The United States has rarely had a sane and sober policy when it comes to China. For years we maintained the fiction that Chiang Kai-shek and the government he established in Taiwan after losing a civil war constituted the real government of China. We squandered years on the fiction that State Department bureaucrats had “lost” China. We fought a senseless war in Southeast Asia, in part, to head off Chinese domination of Vietnam, countries that maintain an historic rivalry and have rarely made common cause.

So, perhaps the Red Chinese Scare of Joe McCarthy’s and Herman Welker’s day really is alive and well in Idaho. The only thing different now is that Republicans are questioning other Republicans about providing aid and comfort to the Communists.

By the way, Arthur Dean’s reputation has survived in substantially better shape than those of the men who blindly questioned his motives and loyalty in the 1950’s.
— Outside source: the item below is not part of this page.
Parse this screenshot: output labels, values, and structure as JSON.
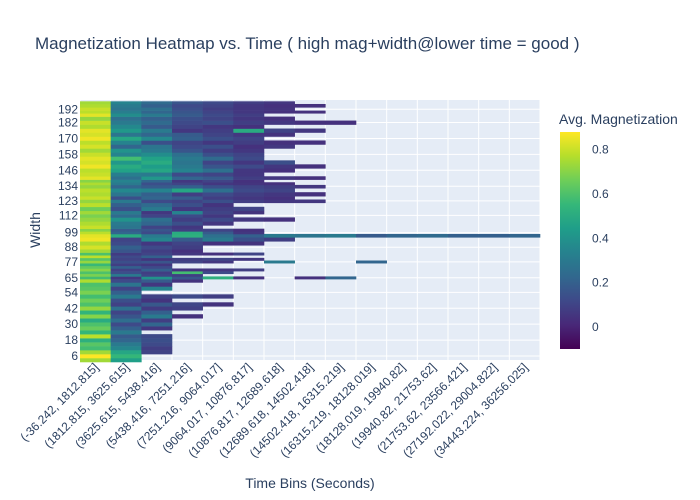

Dean went on to served under both Republican and Democratic presidents, helped persuade Lyndon Johnson to end the bombing of North Vietnam in 1968, and donated a ton of money to Cornell University where he and his wife financed the acquisition of a remarkable collection of papers related to Lafayette and the American Revolution.

Senator Welker’s papers consist of a few large scrapbooks housed at the Idaho Historical Society and the University of Idaho. Most of the pages are covered with newspaper clippings of Welker’s 1950’s assault on Americans who had the audacity to think differently than he did about the world and its future. Some things never change.